In the mlr package, I can perform a clustering. Let´s say I don´t want to know how the model performs on unseen data, but I just want to know what the best number of clusters are regarding a given performance measure.
In this example, I use the moons data set of the dbscan package.
library(mlr)
library(dbscan)
data("moons")
db_task = makeClusterTask(data = moons)
db = makeLearner("cluster.dbscan")
ps = makeParamSet(makeDiscreteParam("eps", values = seq(0.1, 1, by = 0.1)),
makeIntegerParam("MinPts", lower = 1, upper = 5))
ctrl = makeTuneControlGrid()
rdesc = makeResampleDesc("CV", iters = 3) # I don´t want to use it, but I have to
res = tuneParams(db,
task = db_task,
control = ctrl,
measures = silhouette,
resampling = rdesc,
par.set = ps)
#> [Tune] Started tuning learner cluster.dbscan for parameter set:
#> Type len Def Constr Req Tunable
#> eps discrete - - 0.1,0.2,0.3,0.4,0.5,0.6,0.7,0.8,0.9,1 - TRUE
#> MinPts integer - - 1 to 5 - TRUE
#> Trafo
#> eps -
#> MinPts -
#> With control class: TuneControlGrid
#> Imputation value: Inf
#> [Tune-x] 1: eps=0.1; MinPts=1
#> Error in matrix(nrow = k, ncol = ncol(x)): invalid 'nrow' value (too large or NA)
Created on 2019-06-06 by the reprex package (v0.3.0)

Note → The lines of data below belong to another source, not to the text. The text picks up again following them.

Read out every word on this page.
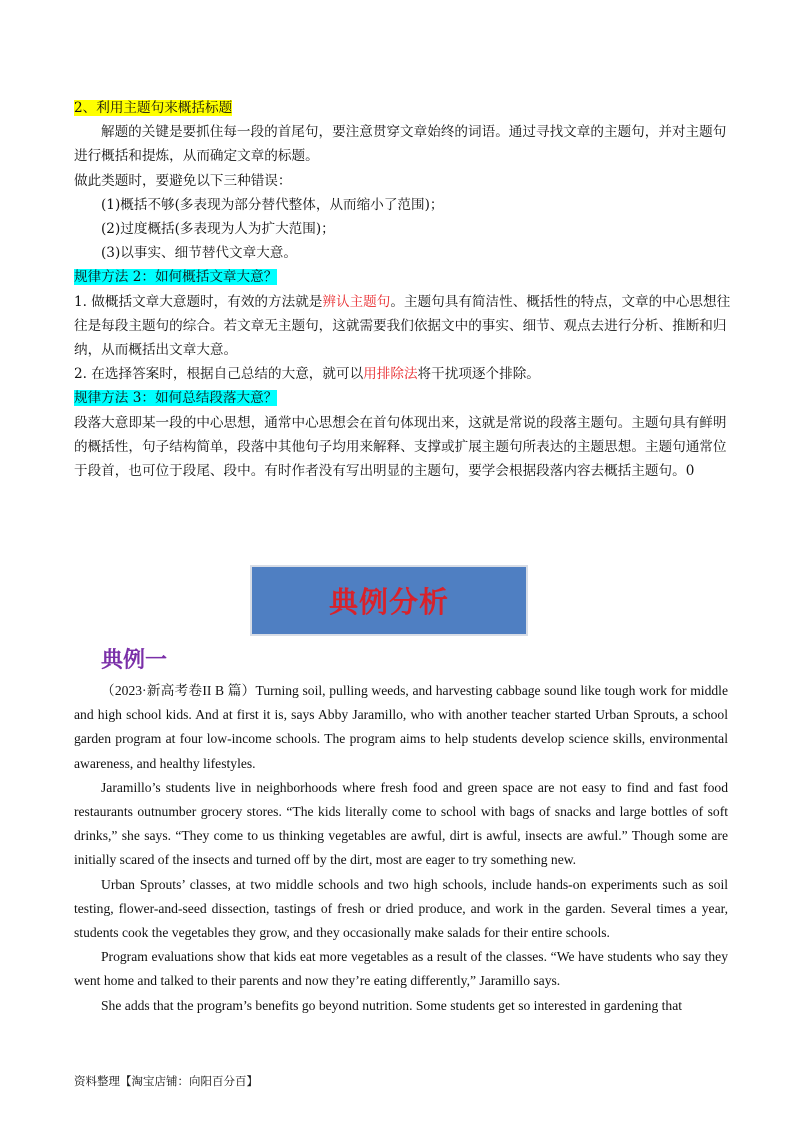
2、利用主题句来概括标题

解题的关键是要抓住每一段的首尾句，要注意贯穿文章始终的词语。通过寻找文章的主题句，并对主题句进行概括和提炼，从而确定文章的标题。

做此类题时，要避免以下三种错误：

(1)概括不够(多表现为部分替代整体，从而缩小了范围)；

(2)过度概括(多表现为人为扩大范围)；

(3)以事实、细节替代文章大意。

规律方法 2：如何概括文章大意？

1. 做概括文章大意题时，有效的方法就是辨认主题句。主题句具有简洁性、概括性的特点，文章的中心思想往往是每段主题句的综合。若文章无主题句，这就需要我们依据文中的事实、细节、观点去进行分析、推断和归纳，从而概括出文章大意。

2. 在选择答案时，根据自己总结的大意，就可以用排除法将干扰项逐个排除。

规律方法 3：如何总结段落大意？

段落大意即某一段的中心思想，通常中心思想会在首句体现出来，这就是常说的段落主题句。主题句具有鲜明的概括性，句子结构简单，段落中其他句子均用来解释、支撑或扩展主题句所表达的主题思想。主题句通常位于段首，也可位于段尾、段中。有时作者没有写出明显的主题句，要学会根据段落内容去概括主题句。0

典例分析
典例一

（2023·新高考卷II B 篇）Turning soil, pulling weeds, and harvesting cabbage sound like tough work for middle and high school kids. And at first it is, says Abby Jaramillo, who with another teacher started Urban Sprouts, a school garden program at four low-income schools. The program aims to help students develop science skills, environmental awareness, and healthy lifestyles.

Jaramillo’s students live in neighborhoods where fresh food and green space are not easy to find and fast food restaurants outnumber grocery stores. “The kids literally come to school with bags of snacks and large bottles of soft drinks,” she says. “They come to us thinking vegetables are awful, dirt is awful, insects are awful.” Though some are initially scared of the insects and turned off by the dirt, most are eager to try something new.

Urban Sprouts’ classes, at two middle schools and two high schools, include hands-on experiments such as soil testing, flower-and-seed dissection, tastings of fresh or dried produce, and work in the garden. Several times a year, students cook the vegetables they grow, and they occasionally make salads for their entire schools.

Program evaluations show that kids eat more vegetables as a result of the classes. “We have students who say they went home and talked to their parents and now they’re eating differently,” Jaramillo says.

She adds that the program’s benefits go beyond nutrition. Some students get so interested in gardening that

资料整理【淘宝店铺：向阳百分百】
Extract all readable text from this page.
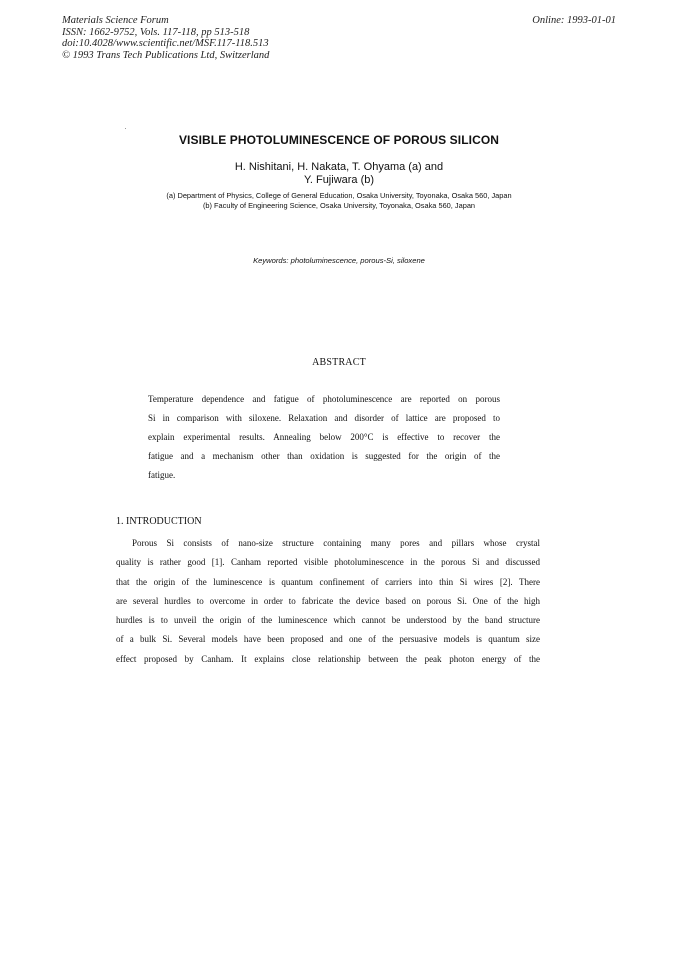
Materials Science Forum
ISSN: 1662-9752, Vols. 117-118, pp 513-518
doi:10.4028/www.scientific.net/MSF.117-118.513
© 1993 Trans Tech Publications Ltd, Switzerland
Online: 1993-01-01
VISIBLE PHOTOLUMINESCENCE OF POROUS SILICON
H. Nishitani, H. Nakata, T. Ohyama (a) and
Y. Fujiwara (b)
(a) Department of Physics, College of General Education, Osaka University, Toyonaka, Osaka 560, Japan
(b) Faculty of Engineering Science, Osaka University, Toyonaka, Osaka 560, Japan
Keywords: photoluminescence, porous-Si, siloxene
ABSTRACT
Temperature dependence and fatigue of photoluminescence are reported on porous
Si in comparison with siloxene. Relaxation and disorder of lattice are proposed to
explain experimental results. Annealing below 200°C is effective to recover the
fatigue and a mechanism other than oxidation is suggested for the origin of the
fatigue.
1. INTRODUCTION
Porous Si consists of nano-size structure containing many pores and pillars whose crystal
quality is rather good [1]. Canham reported visible photoluminescence in the porous Si and discussed
that the origin of the luminescence is quantum confinement of carriers into thin Si wires [2]. There
are several hurdles to overcome in order to fabricate the device based on porous Si. One of the high
hurdles is to unveil the origin of the luminescence which cannot be understood by the band structure
of a bulk Si. Several models have been proposed and one of the persuasive models is quantum size
effect proposed by Canham. It explains close relationship between the peak photon energy of the
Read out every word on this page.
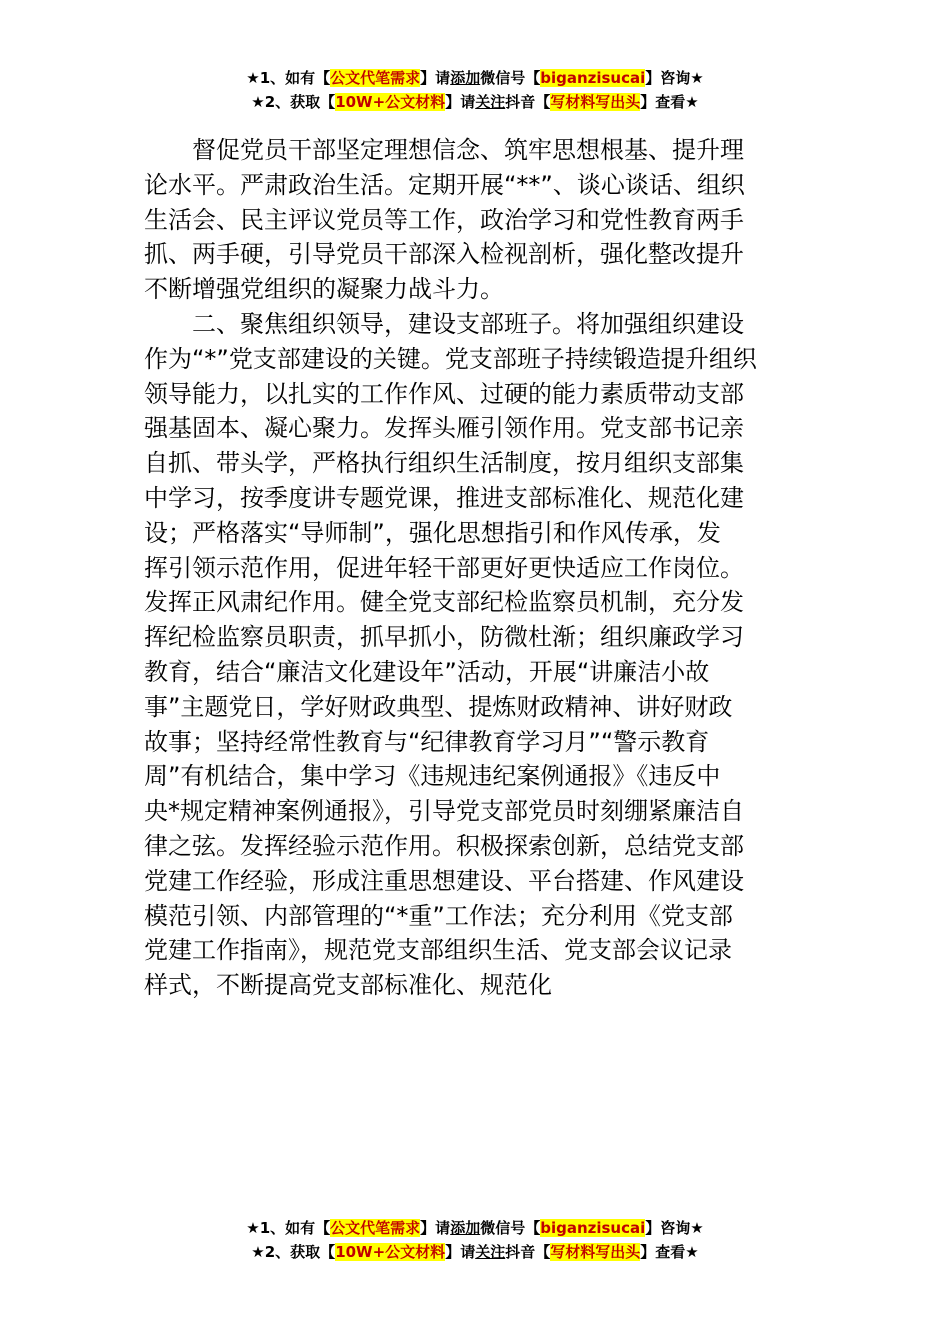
★1、如有【公文代笔需求】请添加微信号【biganzisucai】咨询★
★2、获取【10W+公文材料】请关注抖音【写材料写出头】查看★
督促党员干部坚定理想信念、筑牢思想根基、提升理
论水平。严肃政治生活。定期开展“**”、谈心谈话、组织
生活会、民主评议党员等工作，政治学习和党性教育两手
抓、两手硬，引导党员干部深入检视剖析，强化整改提升
不断增强党组织的凝聚力战斗力。
二、聚焦组织领导，建设支部班子。将加强组织建设
作为“*”党支部建设的关键。党支部班子持续锻造提升组织
领导能力，以扎实的工作作风、过硬的能力素质带动支部
强基固本、凝心聚力。发挥头雁引领作用。党支部书记亲
自抓、带头学，严格执行组织生活制度，按月组织支部集
中学习，按季度讲专题党课，推进支部标准化、规范化建
设；严格落实“导师制”，强化思想指引和作风传承，发
挥引领示范作用，促进年轻干部更好更快适应工作岗位。
发挥正风肃纪作用。健全党支部纪检监察员机制，充分发
挥纪检监察员职责，抓早抓小，防微杜渐；组织廉政学习
教育，结合“廉洁文化建设年”活动，开展“讲廉洁小故
事”主题党日，学好财政典型、提炼财政精神、讲好财政
故事；坚持经常性教育与“纪律教育学习月”“警示教育
周”有机结合，集中学习《违规违纪案例通报》《违反中
央*规定精神案例通报》，引导党支部党员时刻绷紧廉洁自
律之弦。发挥经验示范作用。积极探索创新，总结党支部
党建工作经验，形成注重思想建设、平台搭建、作风建设
模范引领、内部管理的“*重”工作法；充分利用《党支部
党建工作指南》，规范党支部组织生活、党支部会议记录
样式，不断提高党支部标准化、规范化
★1、如有【公文代笔需求】请添加微信号【biganzisucai】咨询★
★2、获取【10W+公文材料】请关注抖音【写材料写出头】查看★
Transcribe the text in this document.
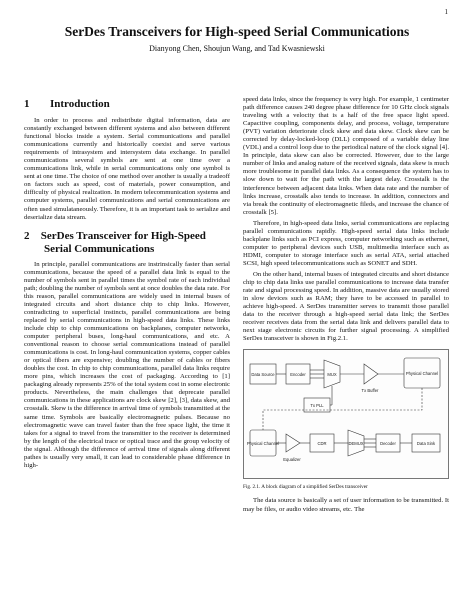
1
SerDes Transceivers for High-speed Serial Communications
Dianyong Chen, Shoujun Wang, and Tad Kwasniewski
1 Introduction

In order to process and redistribute digital information, data are constantly exchanged between different systems and also between different functional blocks inside a system. Serial communications and parallel communications currently and historically coexist and serve various requirements of intrasystem and intersystem data exchange. In parallel communications several symbols are sent at one time over a communications link, while in serial communications only one symbol is sent at one time. The choice of one method over another is usually a tradeoff on factors such as speed, cost of materials, power consumption, and difficulty of physical realization. In modern telecommunication systems and computer systems, parallel communications and serial communications are often used simulataneously. Therefore, it is an important task to serialize and deserialize data stream.

2 SerDes Transceiver for High-Speed
Serial Communications

In principle, parallel communications are instrinsically faster than serial communications, because the speed of a parallel data link is equal to the number of symbols sent in parallel times the symbol rate of each individual path; doubling the number of symbols sent at once doubles the data rate. For this reason, parallel communications are widely used in internal buses of integrated circuits and short distance chip to chip links. However, contradicting to superficial instincts, parallel communications are being replaced by serial communications in high-speed data links. These links include chip to chip communications on backplanes, computer networks, computer peripheral buses, long-haul communications, and etc. A conventional reason to choose serial communications instead of parallel communications is cost. In long-haul communication systems, copper cables or optical fibers are expensive; doubling the number of cables or fibers doubles the cost. In chip to chip communications, parallel data links require more pins, which increases the cost of packaging. According to [1] packaging already represents 25% of the total system cost in some electronic products. Nevertheless, the main challenges that deprecate parallel communications in these applications are clock skew [2], [3], data skew, and crosstalk. Skew is the difference in arrival time of symbols transmitted at the same time. Symbols are basically electromagnetic pulses. Because no electromagnetic wave can travel faster than the free space light, the time it takes for a signal to travel from the transmitter to the receiver is determined by the length of the electrical trace or optical trace and the group velocity of the signal. Although the difference of arrival time of signals along different pathes is usually very small, it can lead to considerable phase difference in high-

speed data links, since the frequency is very high. For example, 1 centimeter path difference causes 240 degree phase difference for 10 GHz clock signals traveling with a velocity that is a half of the free space light speed. Capacitive coupling, components delay, and process, voltage, temperature (PVT) variation deteriorate clock skew and data skew. Clock skew can be corrected by delay-locked-loop (DLL) composed of a variable delay line (VDL) and a control loop due to the periodical nature of the clock signal [4]. In principle, data skew can also be corrected. However, due to the large number of links and analog nature of the received signals, data skew is much more troublesome in parallel data links. As a consequence the system has to slow down to wait for the path with the largest delay. Crosstalk is the interference between adjacent data links. When data rate and the number of links increase, crosstalk also tends to increase. In addition, connectors and via break the continuity of electromagnetic fileds, and increase the chance of crosstalk [5].

Therefore, in high-speed data links, serial communications are replacing parallel communications rapidly. High-speed serial data links include backplane links such as PCI express, computer networking such as ethernet, computer to peripheral devices such USB, multimedia interface such as HDMI, computer to storage interface such as serial ATA, serial attached SCSI, high speed telecommunications such as SONET and SDH.

On the other hand, internal buses of integrated circuits and short distance chip to chip data links use parallel communications to increase data transfer rate and signal processing speed. In addition, massive data are usually stored in slow devices such as RAM; they have to be accessed in parallel to achieve high-speed. A SerDes transmitter serves to transmit those parallel data to the receiver through a high-speed serial data link; the SerDes receiver receives data from the serial data link and delivers parallel data to next stage electronic circuits for further signal processing. A simplified SerDes transceiver is shown in Fig.2.1.

Data Source	Encoder	MUX
Tx Buffer
Physical Channel
Tx PLL
Physical Channel
Equalizer
CDR	DEMUX	Decoder	Data Sink
Fig. 2.1. A block diagram of a simplified SerDes transceiver

The data source is basically a set of user information to be transmitted. It may be files, or audio video streams, etc. The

However, mlr forces me to use a resampling strategy. Any idea of how to use mlr in cluster tasks without resampling?
mlr
is pretty poor when it comes to clustering. It's dbscan
function is a wrapper around the very slow fpc
package. Others wrap Weka, which is also very slow.
Use the dbscan
package instead.
However, parameter tuning doesn't just work in unsupervised settings. You don't have labels, so you only have unreliable "internal" heuristics instead. And most of these are not reliable for DBSCAN because they will assume noise is a cluster, but it isn't. Few tools have support for noise in evaluation (I've seen options for this in ELKI), and I'm not convinced that either of the variants to handle noise is good. You can construct undesirable cases for each variant IMHO. You probably need to use at least two measures in the evaluation of clustering with noise.